Sanaa’da “kat” pazarları vardı. Yemenliler 12’ye doğru pazara koşuyor, demet demet kat satın alıyor, sonra da bunun filizlerini ayırıp kart yapraklarını atıyordu. Öğle yemeğinden sonra da çiğnemeye başlıyorlardı. Çiğnedikleri posayı atmıyor, ağızlarının bir köşesinde topluyor, akşama doğru yüzlerinin bir tarafı yumru çıkmış gibi oluyordu. Bir özelliği önce insanı uyuşturması, birkaç saat sonra da uyarıp hiper aktif hale getirmesiydi. Kat bitkisi hem uyuşturucu hem uyarıcı olması nedeniyle çevre ülkelerde özellikle de Birleşik Arap Emirlikleri’nde yasaklanmıştı. Hatta Yemen’de “kat” öylesine bir alışkanlık haline gelmişti ki ülkenin güneyinde, Aden’deki dünyaca ünlü kahve plantasyonları sökülmüş, yerine “kat” ağaçları dikilmişti. Merak edip ben de biraz “kat” çiğnemiştim. Ama uyuşturucu ya da uyarıcı maddelerden korkumdan mı nedir tadını çok iğrenç bulduğumu itiraf etmeliyim.

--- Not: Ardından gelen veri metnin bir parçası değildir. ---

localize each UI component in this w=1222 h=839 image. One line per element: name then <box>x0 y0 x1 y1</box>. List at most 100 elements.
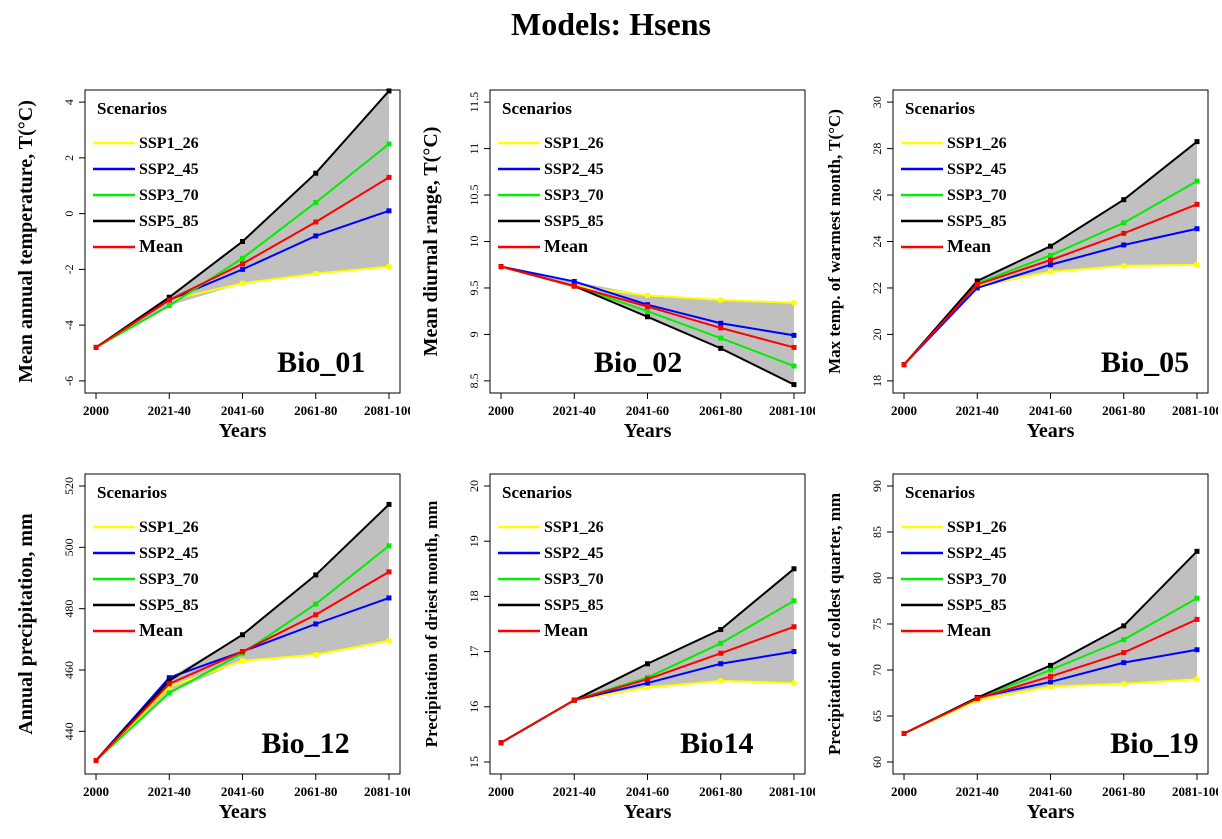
data-point-ssp1-26 <box>386 264 392 270</box>
data-point-ssp5-85 <box>1048 243 1053 249</box>
x-tick-label: 2021-40 <box>553 784 596 799</box>
data-point-mean <box>93 344 99 350</box>
legend-label-ssp2-45: SSP2_45 <box>139 161 199 178</box>
data-point-ssp5-85 <box>645 661 650 667</box>
x-axis-label: Years <box>624 801 672 823</box>
y-tick-label: 440 <box>62 722 76 740</box>
data-point-ssp3-70 <box>1048 667 1053 673</box>
page-title: Models: Hsens <box>511 6 711 42</box>
y-tick-label: 500 <box>62 538 76 556</box>
y-tick-label: 460 <box>62 661 76 679</box>
data-point-ssp5-85 <box>240 239 245 244</box>
y-tick-label: 20 <box>467 480 481 492</box>
data-point-ssp5-85 <box>386 88 392 94</box>
chart-bio-01: -6 -4 -2 0 2 4 2000 2021-40 2041-60 2061-80 2081-1… <box>15 88 414 442</box>
data-point-ssp5-85 <box>718 627 724 633</box>
y-tick-label: 9.5 <box>467 280 481 295</box>
y-tick-label: 90 <box>870 480 884 492</box>
y-tick-label: 75 <box>870 618 884 630</box>
legend-label-ssp5-85: SSP5_85 <box>947 597 1007 614</box>
legend-label-ssp5-85: SSP5_85 <box>947 213 1007 230</box>
data-point-ssp1-26 <box>718 678 724 684</box>
data-point-mean <box>645 676 650 682</box>
legend-label-mean: Mean <box>544 236 588 256</box>
legend-label-ssp5-85: SSP5_85 <box>139 213 199 230</box>
data-point-mean <box>1194 201 1200 207</box>
legend-label-ssp2-45: SSP2_45 <box>544 545 604 562</box>
y-tick-label: -4 <box>62 320 76 330</box>
data-point-mean <box>901 362 907 368</box>
data-point-ssp2-45 <box>1194 647 1200 653</box>
data-point-ssp3-70 <box>240 255 245 261</box>
data-point-ssp1-26 <box>1194 676 1200 682</box>
x-tick-label: 2000 <box>83 784 109 799</box>
x-tick-label: 2081-100 <box>1172 784 1218 799</box>
data-point-ssp1-26 <box>645 292 650 298</box>
data-point-mean <box>1048 257 1053 263</box>
y-tick-label: 17 <box>467 646 481 658</box>
x-tick-label: 2041-60 <box>1029 403 1072 418</box>
data-point-ssp3-70 <box>718 640 724 646</box>
data-point-mean <box>901 730 907 736</box>
x-axis-label: Years <box>219 801 267 823</box>
data-point-ssp3-70 <box>386 543 392 549</box>
legend-title: Scenarios <box>905 483 975 502</box>
legend-label-ssp5-85: SSP5_85 <box>544 597 604 614</box>
y-tick-label: 11.5 <box>467 92 481 113</box>
panel-label: Bio14 <box>680 727 753 760</box>
data-point-ssp5-85 <box>1194 548 1200 554</box>
data-point-mean <box>974 696 980 702</box>
y-tick-label: 0 <box>62 211 76 217</box>
data-point-ssp1-26 <box>313 652 319 658</box>
data-point-ssp2-45 <box>313 621 319 627</box>
y-tick-label: 80 <box>870 572 884 584</box>
y-tick-label: 18 <box>467 590 481 602</box>
x-tick-label: 2021-40 <box>148 784 191 799</box>
data-point-ssp1-26 <box>1048 269 1053 275</box>
y-tick-label: 11 <box>467 143 481 155</box>
panel-bio-02: 8.5 9 9.5 10 10.5 11 11.5 2000 2021-40 2041-60 206… <box>415 78 819 453</box>
y-tick-label: 85 <box>870 526 884 538</box>
data-point-ssp3-70 <box>166 690 172 696</box>
y-tick-label: 480 <box>62 600 76 618</box>
y-tick-label: 28 <box>870 143 884 155</box>
data-point-ssp3-70 <box>791 363 797 369</box>
x-tick-label: 2000 <box>488 403 514 418</box>
y-axis-label: Mean annual temperature, T(°C) <box>15 100 37 383</box>
data-point-ssp3-70 <box>645 308 650 314</box>
data-point-ssp3-70 <box>1194 178 1200 184</box>
envelope-area <box>501 568 794 743</box>
data-point-ssp5-85 <box>791 566 797 572</box>
data-point-mean <box>166 681 172 687</box>
panel-bio-12: 440 460 480 500 520 2000 2021-40 2041-60 2061-80… <box>10 462 414 834</box>
x-tick-label: 2081-100 <box>1172 403 1218 418</box>
y-tick-label: 10.5 <box>467 185 481 206</box>
panel-bio-01: -6 -4 -2 0 2 4 2000 2021-40 2041-60 2061-80 2081-1… <box>10 78 414 453</box>
data-point-ssp2-45 <box>240 266 245 272</box>
y-tick-label: 19 <box>467 535 481 547</box>
x-tick-label: 2041-60 <box>221 784 264 799</box>
legend-label-ssp3-70: SSP3_70 <box>139 571 199 588</box>
data-point-ssp1-26 <box>645 684 650 690</box>
x-tick-label: 2021-40 <box>956 784 999 799</box>
data-point-ssp1-26 <box>791 680 797 686</box>
x-tick-label: 2041-60 <box>626 403 669 418</box>
chart-bio-19: 60 65 70 75 80 85 90 2000 2021-40 2041-60 2061-80 2… <box>825 473 1222 823</box>
data-point-ssp3-70 <box>718 335 724 341</box>
data-point-ssp2-45 <box>1048 262 1053 268</box>
data-point-mean <box>974 281 980 287</box>
data-point-mean <box>498 264 504 270</box>
panel-label: Bio_12 <box>261 727 349 760</box>
data-point-ssp5-85 <box>166 678 172 684</box>
x-tick-label: 2061-80 <box>294 403 337 418</box>
data-point-ssp3-70 <box>791 598 797 604</box>
panel-label: Bio_01 <box>277 346 365 379</box>
data-point-mean <box>718 325 724 331</box>
data-point-ssp2-45 <box>645 680 650 686</box>
data-point-ssp3-70 <box>1121 637 1127 643</box>
legend-label-ssp5-85: SSP5_85 <box>544 213 604 230</box>
data-point-mean <box>1194 616 1200 622</box>
panel-bio14: 15 16 17 18 19 20 2000 2021-40 2041-60 2061-80 208… <box>415 462 819 834</box>
legend-title: Scenarios <box>502 483 572 502</box>
x-tick-label: 2000 <box>891 403 917 418</box>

Bir de buraya bir not düşmek isterim. Sanaa’daki Türkiye Büyükelçiliği’nde verilen Cumhuriyet Bayramı balosuna katılmıştım. Baloda davetli diplomatlarla konuşurken karşıma iki Türk çıkmıştı. Kendilerini eğitim görevlisi olarak tanıtan bu Türklerin kısa bir soruşturma sonucu Fethullah örgütü üyeleri olduklarını öğrenmiş, demek buraya kadar sızmışlar, diye şaşkınlığımı gizleyememiştim.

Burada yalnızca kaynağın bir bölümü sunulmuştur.